Database performance is heavily affected by the performance of the underlying memory. For reads, having a lot of RAM can speed things up, but for write-heavy operations, the bottleneck is the SSD of hard disk it runs out. AWS has plenty of options for storage, so which one is best for you?
Database-Focused EC2 Instances
Beyond just underlying storage, there are plenty of other factors to database performance. AWS has many different classes of instances with individual tiers within them.
The most database-oriented instance are the R5 series. Theses are optimized for memory performance, both with RAM speed and size and EBS performance. They offer a high ratio of core count to available memory, all the way up to 768 GB of RAM on the r5.24xlarge.
There is also the r5d series, a subclass of R5 that offers a straight up local disk, not on EBS. The largest tier has four 900 GB NVMe SSDs. Smaller in size than EBS’s max capacity, but will have stellar performance and great latency.
There is also the D3 series, which offer the largest amount of local storage possible for an EC2 instance, up to 336 TB. If you’re looking to run a particularly massive instance storing a lot of data, D3 may work best for you.
EBS Volume Types
EBS has a a few different tiers. The most common is gp3, which is a general purpose SSD backed volume that offers solid performance at a higher price than hard drive backed volumes.
gp3 is the latest generation, replacing
gp2and offering 4x better performance using PCIe Gen 4 SSDs.
gp3 uses a burst-bucket pricing model. Depending on the size of the volume, it earns “IO Credits” per hour that are used automatically to buy IOPS, or input-output-operations-per-second. This allows quick bursts of performance when needed, but if you need steady, solid performance, relying on this is not a great idea. There is also a maximum number of IOPS; for gp3, that’s 16,000.
Volumes earn IO credits at a rate of 3 per GB per second. Meaning that if you have a volume greater than 1 TB, your bucket will be always full, and you won’t have to worry about burst performance. Anything lower than that, and you’re limited to the baseline performance based on how many credits you earn.
What this means in practice is that if you need extra performance, you’ll want to use the second SSD based volume,
io2, also known as Provisioned IOPS SSD. These allow you to literally buy disk performance directly, provisioned to your EBS volume. The best tier,
io2 Block Express, offers up to 4000 MB/s per volume and 7,500 MB/s per instance.
That’s up to four times the performance of
gp3, but only if you can pay for it—bandwidth is expensive, and you’ll need to pay for every bit of it. A top-of-the-line
io2 volume can easily cost thousands of dollars per month, more than the EC2 instance that may be running on it. That’s on top of the 83% increase in per-GB storage costs.
io2 is an option for customers who need every ounce of performance they can get, unless you’re maxing out your drive, the general purpose
gp3 volumes will be great for many people.
Hard Drive Volumes
There are two main hard drive EBS volumes, Throughput Optimized HDD (st1) Volumes, and Cold HDD (sc1) Volumes. The names are fairly self explanatory—st1 is optimized for decent enough sequential read speeds (though terrible random performance, as all hard drives have). For non-critical applications requiring large file sizes, sc1 offers great local storage performance.

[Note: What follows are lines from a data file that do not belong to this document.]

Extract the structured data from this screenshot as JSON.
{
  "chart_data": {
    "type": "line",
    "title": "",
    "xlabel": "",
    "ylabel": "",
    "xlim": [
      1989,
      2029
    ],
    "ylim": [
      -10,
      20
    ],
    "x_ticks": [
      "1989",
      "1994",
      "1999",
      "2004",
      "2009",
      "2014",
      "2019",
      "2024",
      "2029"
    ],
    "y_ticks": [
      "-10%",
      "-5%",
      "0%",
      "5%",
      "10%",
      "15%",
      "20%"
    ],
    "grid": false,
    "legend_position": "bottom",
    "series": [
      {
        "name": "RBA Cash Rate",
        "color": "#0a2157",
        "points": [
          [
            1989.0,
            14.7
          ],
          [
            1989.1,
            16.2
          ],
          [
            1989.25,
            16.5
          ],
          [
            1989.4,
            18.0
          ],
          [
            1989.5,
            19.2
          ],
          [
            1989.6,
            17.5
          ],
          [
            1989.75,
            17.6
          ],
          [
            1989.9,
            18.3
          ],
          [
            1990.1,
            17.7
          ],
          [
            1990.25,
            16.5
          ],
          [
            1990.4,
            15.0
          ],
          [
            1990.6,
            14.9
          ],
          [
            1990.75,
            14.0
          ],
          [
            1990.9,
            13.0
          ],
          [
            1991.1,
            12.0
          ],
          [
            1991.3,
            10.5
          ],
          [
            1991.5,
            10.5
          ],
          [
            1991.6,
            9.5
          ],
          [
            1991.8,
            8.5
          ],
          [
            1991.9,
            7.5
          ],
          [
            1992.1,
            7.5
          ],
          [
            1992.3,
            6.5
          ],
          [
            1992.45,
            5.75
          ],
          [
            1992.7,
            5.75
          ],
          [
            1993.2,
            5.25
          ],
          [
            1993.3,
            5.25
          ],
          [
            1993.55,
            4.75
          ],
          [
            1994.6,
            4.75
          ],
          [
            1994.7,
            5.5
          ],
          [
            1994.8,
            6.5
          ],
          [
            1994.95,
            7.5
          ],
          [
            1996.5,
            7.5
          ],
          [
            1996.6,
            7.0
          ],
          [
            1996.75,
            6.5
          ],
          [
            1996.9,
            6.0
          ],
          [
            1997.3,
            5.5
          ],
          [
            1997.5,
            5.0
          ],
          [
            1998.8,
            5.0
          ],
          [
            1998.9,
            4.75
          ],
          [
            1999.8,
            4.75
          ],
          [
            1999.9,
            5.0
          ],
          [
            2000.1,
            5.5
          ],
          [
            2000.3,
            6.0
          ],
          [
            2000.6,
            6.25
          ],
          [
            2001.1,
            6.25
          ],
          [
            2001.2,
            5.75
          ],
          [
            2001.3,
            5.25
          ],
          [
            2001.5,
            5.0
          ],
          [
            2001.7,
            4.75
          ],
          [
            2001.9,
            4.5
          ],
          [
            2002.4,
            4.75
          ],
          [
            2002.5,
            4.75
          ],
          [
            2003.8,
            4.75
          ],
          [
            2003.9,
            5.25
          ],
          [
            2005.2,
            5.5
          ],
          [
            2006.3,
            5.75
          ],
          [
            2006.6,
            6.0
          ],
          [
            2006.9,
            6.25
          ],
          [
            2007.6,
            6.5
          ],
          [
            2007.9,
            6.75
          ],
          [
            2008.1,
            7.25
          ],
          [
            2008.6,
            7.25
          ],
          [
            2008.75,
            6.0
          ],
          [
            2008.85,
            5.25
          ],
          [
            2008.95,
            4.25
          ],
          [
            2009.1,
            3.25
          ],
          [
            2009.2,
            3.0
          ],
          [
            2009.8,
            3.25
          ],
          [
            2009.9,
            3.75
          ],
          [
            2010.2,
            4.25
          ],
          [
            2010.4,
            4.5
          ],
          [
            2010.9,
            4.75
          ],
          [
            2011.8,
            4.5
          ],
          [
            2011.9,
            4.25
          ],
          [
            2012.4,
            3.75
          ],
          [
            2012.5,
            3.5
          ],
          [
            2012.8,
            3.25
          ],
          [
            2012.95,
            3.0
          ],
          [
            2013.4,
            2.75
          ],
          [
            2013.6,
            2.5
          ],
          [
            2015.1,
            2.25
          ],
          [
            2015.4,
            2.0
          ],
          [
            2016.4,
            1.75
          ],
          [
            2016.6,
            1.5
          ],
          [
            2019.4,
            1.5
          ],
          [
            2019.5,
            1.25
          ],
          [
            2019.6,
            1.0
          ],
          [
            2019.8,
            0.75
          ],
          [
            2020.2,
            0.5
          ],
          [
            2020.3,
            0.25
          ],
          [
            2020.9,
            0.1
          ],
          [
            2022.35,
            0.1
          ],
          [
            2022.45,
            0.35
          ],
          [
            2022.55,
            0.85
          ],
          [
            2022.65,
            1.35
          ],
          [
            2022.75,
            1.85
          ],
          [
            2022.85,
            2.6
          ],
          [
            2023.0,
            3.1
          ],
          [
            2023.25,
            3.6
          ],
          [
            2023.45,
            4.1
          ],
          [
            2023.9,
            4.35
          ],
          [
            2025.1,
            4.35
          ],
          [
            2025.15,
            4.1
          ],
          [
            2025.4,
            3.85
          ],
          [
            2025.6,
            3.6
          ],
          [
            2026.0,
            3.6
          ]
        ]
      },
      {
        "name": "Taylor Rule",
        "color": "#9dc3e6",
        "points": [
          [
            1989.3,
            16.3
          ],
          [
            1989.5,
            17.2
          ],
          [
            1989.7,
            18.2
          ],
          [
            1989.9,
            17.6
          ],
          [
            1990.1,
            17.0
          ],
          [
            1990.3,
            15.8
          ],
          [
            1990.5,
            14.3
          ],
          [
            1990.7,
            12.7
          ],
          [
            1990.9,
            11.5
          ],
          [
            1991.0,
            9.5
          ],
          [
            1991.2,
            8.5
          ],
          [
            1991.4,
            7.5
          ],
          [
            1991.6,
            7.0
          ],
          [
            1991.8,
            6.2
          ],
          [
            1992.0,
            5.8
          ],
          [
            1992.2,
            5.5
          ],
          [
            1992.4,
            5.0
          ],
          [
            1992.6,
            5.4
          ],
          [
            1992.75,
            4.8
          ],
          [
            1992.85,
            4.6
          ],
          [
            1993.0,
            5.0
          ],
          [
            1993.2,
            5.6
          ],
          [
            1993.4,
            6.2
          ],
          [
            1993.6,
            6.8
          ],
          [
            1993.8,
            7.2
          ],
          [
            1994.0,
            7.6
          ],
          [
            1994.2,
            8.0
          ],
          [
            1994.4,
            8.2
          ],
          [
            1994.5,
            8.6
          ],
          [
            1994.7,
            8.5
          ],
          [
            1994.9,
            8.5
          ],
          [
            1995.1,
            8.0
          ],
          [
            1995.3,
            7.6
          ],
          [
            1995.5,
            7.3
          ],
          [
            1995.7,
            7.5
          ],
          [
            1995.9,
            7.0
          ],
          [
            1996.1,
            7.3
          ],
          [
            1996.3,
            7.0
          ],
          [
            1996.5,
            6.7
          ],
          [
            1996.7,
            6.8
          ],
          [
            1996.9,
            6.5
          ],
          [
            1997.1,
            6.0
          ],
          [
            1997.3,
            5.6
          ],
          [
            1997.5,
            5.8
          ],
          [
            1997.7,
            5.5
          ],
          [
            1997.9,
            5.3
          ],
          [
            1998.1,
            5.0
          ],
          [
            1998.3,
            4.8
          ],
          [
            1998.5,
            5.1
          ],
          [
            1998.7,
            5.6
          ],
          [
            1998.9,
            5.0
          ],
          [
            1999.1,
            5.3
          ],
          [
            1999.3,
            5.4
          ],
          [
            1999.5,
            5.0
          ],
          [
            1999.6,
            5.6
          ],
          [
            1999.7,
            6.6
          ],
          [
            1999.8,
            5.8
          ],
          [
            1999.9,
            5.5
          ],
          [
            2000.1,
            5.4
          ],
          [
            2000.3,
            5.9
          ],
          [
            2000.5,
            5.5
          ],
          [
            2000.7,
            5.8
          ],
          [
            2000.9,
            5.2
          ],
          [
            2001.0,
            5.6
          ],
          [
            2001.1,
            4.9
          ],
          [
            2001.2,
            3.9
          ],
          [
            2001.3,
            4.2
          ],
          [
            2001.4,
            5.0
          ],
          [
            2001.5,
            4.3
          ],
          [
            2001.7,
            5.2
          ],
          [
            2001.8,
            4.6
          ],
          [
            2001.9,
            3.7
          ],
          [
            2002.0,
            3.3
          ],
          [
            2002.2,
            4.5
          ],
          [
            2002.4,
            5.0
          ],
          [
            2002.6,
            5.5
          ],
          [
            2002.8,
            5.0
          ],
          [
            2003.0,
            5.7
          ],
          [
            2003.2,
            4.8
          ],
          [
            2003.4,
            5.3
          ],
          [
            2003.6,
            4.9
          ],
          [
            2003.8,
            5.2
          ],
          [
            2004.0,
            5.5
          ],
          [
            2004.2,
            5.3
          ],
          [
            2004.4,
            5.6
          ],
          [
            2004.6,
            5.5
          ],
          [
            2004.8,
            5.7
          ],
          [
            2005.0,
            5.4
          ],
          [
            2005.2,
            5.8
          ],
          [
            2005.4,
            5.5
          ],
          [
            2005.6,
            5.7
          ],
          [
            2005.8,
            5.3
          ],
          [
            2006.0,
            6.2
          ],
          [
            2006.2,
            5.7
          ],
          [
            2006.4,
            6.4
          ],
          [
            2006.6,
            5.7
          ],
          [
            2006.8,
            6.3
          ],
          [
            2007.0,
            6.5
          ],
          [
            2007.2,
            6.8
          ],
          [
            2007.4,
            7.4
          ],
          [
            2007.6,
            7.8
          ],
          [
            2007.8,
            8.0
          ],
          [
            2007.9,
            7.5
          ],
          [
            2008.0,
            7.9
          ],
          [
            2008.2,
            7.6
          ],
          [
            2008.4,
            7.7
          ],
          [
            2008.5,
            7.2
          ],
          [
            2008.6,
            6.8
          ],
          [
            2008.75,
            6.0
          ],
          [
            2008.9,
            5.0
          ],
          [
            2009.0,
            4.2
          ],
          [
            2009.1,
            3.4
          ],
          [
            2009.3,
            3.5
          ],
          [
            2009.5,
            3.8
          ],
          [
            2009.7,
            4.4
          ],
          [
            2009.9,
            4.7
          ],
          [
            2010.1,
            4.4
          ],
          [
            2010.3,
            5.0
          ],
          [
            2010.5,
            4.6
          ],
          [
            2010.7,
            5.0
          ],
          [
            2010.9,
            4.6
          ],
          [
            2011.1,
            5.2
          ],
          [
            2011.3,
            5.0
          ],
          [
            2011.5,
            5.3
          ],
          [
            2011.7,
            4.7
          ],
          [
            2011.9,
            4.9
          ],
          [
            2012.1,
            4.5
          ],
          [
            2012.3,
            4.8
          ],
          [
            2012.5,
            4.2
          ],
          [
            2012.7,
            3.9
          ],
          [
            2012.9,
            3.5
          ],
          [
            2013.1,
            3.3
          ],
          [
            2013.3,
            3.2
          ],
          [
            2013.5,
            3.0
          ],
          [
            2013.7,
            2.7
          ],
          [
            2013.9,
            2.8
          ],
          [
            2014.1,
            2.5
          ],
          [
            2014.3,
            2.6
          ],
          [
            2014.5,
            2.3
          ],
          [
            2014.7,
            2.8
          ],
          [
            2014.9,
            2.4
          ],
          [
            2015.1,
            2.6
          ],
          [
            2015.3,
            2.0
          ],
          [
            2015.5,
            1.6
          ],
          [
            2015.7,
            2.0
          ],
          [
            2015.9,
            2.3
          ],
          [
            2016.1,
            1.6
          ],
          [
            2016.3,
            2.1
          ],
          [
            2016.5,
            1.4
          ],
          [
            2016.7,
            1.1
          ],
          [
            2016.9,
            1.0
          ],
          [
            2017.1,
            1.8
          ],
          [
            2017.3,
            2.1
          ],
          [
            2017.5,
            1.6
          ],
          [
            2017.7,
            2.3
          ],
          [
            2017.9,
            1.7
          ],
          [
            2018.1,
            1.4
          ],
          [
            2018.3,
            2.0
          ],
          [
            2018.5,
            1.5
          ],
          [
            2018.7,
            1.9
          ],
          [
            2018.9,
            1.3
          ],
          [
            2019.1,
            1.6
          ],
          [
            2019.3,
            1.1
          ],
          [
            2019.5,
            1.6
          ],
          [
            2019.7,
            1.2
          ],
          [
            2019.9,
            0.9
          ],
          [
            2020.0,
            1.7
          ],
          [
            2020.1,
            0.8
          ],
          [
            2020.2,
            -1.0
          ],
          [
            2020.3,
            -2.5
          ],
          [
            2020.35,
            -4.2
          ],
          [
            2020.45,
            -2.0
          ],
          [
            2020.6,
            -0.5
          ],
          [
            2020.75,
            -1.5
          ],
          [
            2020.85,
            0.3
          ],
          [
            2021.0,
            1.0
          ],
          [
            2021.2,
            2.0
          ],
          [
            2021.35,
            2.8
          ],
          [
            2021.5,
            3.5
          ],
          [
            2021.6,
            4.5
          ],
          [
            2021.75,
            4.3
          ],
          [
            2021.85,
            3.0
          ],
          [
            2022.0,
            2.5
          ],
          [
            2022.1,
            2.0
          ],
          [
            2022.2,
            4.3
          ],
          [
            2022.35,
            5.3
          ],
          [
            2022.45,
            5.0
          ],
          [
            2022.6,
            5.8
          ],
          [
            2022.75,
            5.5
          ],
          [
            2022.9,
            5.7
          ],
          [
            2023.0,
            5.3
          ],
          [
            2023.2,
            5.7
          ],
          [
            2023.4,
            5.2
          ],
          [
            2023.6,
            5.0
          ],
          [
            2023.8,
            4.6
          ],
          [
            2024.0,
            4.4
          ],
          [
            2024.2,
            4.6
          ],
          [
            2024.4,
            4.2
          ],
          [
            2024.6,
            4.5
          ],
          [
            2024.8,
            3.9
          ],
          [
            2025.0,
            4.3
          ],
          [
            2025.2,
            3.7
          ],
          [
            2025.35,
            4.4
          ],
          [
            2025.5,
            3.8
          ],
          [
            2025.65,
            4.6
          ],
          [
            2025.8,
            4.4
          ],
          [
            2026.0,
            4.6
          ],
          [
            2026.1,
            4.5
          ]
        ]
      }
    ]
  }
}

Both types of volumes also use the burst bucket model, but top out at a fixed MBps number based on volume size.
For databases though, random read and write performance can matter a lot, as does latency. It’s 2020, and your users shouldn’t have to wait for a disk to spin up and wait for a magnetic read head to fetch some basic data. Not to mention how it would handle complex SQL queries that could grind the disk to a halt.
For anything user-facing, performance matters, and you should use an SSD. The only case where it makes sense is in read heavy applications where the database is small enough that it can be held mostly in memory, but even then, it would be small enough where the slight premium of even a basic gp3 volume would be worth it.
However, for big data, analytics, and other internal databases, the database can be so large that the cost of local storage is too high to run on SSDs. If you’re looking to run a high capacity data lake or multi-server cluster, you may not care so much about slightly worse disk speed, especially if it’s saving you money in the process.